For AI teams, LLM deployment management, improving the diversity of results while maintaining quality is an essential challenge. These results have important implications for organizations based on content generated by AI in applications such as:
- AI and conversational chatbots (Ensure various and engaging answers).
- Content and narration marketing tools (prevent the repetitive copy generated by AI).
- Game development and narrative design (Creation of a diversified dialogue and branched scenarios).
For professionals responsible for the adjustment and deployment models of adaptation in a business framework, this research provides:
- A new approach to LLM post-training that improves creativity without sacrificing quality.
- A practical alternative to adjusting diversity in inference time (such as temperature adjustments) by integrating diversity into the learning process itself.
- The potential to develop more engaging AI applications, writing tools assisted by AI to virtual assistants who can adapt their answers dynamically.

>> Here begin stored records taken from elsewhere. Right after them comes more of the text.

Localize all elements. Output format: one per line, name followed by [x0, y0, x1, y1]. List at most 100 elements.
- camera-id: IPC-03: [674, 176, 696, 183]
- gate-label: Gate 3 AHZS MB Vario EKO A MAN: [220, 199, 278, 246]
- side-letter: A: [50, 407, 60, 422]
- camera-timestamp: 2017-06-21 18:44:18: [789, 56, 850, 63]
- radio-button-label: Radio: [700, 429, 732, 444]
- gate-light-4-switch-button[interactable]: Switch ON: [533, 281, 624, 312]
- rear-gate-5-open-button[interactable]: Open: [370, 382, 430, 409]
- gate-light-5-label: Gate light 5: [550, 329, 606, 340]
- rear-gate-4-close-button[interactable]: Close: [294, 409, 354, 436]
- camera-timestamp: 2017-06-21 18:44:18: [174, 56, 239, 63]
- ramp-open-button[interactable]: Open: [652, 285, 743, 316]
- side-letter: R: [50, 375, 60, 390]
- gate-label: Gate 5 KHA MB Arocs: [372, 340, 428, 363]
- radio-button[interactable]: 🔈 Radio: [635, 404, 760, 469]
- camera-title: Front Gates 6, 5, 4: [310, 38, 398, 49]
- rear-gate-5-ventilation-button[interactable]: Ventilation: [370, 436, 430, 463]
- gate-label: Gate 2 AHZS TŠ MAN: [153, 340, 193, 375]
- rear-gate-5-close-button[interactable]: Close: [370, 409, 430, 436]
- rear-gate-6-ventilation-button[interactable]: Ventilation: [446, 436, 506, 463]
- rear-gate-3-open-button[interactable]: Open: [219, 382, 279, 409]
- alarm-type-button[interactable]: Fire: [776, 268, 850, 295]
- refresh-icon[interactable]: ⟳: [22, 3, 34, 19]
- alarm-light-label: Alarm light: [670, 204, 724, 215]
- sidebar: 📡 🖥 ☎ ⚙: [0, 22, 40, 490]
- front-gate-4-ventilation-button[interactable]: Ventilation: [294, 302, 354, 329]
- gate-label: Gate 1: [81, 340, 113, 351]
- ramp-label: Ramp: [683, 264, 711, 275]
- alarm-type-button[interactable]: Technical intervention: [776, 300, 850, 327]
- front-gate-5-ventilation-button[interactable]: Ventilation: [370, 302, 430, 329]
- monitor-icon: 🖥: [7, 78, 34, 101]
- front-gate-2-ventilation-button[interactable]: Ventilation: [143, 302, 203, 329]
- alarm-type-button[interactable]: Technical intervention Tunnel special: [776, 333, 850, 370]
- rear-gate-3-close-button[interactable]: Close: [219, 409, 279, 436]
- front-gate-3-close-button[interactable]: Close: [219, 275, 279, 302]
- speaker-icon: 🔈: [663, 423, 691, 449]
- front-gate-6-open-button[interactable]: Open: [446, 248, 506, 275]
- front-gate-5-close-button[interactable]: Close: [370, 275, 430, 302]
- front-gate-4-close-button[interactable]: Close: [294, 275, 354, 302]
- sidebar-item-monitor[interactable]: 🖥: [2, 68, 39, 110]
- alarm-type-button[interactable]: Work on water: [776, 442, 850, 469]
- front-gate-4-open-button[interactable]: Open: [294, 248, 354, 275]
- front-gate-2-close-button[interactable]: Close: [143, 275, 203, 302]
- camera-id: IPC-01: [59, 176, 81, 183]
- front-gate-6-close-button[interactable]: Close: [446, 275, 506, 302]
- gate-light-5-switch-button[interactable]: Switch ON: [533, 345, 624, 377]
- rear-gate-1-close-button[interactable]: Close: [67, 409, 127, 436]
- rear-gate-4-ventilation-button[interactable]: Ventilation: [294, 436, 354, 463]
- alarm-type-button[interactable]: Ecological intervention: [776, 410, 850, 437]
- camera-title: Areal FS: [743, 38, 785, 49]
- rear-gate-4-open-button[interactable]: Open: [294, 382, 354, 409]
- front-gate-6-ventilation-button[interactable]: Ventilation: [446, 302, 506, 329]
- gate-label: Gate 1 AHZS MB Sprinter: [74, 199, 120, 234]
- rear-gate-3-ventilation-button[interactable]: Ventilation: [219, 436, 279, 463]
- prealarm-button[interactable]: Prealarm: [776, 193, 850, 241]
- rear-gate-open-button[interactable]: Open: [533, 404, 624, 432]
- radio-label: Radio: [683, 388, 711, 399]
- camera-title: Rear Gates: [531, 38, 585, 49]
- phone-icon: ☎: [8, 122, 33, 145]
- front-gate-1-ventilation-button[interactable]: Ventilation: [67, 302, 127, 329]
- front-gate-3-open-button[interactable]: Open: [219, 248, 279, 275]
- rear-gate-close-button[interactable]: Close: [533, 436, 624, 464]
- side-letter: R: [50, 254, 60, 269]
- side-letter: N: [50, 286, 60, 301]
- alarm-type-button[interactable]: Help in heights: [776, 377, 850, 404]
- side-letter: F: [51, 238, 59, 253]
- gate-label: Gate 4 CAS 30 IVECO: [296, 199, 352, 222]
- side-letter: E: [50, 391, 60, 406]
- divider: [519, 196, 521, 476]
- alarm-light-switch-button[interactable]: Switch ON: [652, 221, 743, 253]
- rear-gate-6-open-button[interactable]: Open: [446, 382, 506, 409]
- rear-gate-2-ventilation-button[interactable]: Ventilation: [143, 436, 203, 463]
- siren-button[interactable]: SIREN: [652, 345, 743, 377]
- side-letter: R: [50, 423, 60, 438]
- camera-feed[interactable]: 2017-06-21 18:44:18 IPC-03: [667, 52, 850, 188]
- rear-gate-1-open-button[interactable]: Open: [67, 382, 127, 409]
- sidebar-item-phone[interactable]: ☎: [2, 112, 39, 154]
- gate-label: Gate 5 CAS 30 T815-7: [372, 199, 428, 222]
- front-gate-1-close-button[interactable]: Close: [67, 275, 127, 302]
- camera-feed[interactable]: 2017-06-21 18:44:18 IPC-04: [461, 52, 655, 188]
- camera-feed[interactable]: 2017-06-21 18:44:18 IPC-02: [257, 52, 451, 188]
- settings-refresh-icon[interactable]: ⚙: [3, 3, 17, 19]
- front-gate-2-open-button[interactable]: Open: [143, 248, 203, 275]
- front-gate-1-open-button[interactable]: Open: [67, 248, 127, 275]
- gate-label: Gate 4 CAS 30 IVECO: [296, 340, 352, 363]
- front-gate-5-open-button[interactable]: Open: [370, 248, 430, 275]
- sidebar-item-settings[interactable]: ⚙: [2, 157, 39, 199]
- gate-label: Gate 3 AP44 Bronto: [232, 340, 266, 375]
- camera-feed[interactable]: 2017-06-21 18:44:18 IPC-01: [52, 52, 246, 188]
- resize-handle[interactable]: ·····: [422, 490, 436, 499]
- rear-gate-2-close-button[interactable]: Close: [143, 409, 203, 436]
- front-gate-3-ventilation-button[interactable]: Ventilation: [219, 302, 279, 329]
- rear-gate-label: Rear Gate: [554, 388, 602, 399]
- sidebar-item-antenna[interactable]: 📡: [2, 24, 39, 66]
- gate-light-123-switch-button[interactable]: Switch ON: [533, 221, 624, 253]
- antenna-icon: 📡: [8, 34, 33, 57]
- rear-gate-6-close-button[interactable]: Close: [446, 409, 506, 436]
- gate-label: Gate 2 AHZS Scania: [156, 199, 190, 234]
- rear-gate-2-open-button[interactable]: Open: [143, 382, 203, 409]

For those who handle the orchestration and automation of the AI model, this research highlights:
- The importance of setting models to the training stage, reducing the need for post-treatment adjustments to the deployment.
- A way to introduce adaptive narration into AI applications, ensuring variability while keeping the quality of the high content.
- A method to make LLM results more human, which is crucial for applications requiring interactive narration, customer commitment or dynamic content.
The future of creative projects generated by AI seems brilliant
The success of DDPO and Dorpo shows that the formation of LLM with diversity -oriented objectives can give significant improvements in creative writing. Some ideas include:
- Integrate learning based on deviation in corporate AI models To improve the diversity of responses in customer -oriented applications.
- Explore how these methods apply to other generative tasksLike poetry, scripting or playing of play.
- Develop hybrid training approaches this balance Diversity and instructions monitoring capacities For AI assistants.
For those who wish to apply these techniques, the researchers plan to make their code at the public disposition on this subject GitHub repository
Whether you are fine adjustment LLM for commercial applications or optimizing large -scale AI orchestration, this study provides usable information on how models can be more dynamic, engaging and reactive to creative tasks.
By adopting these techniques, AI teams can go beyond rigid and formulated outings – the construction of AI systems which are not only intelligent but also really imaginative.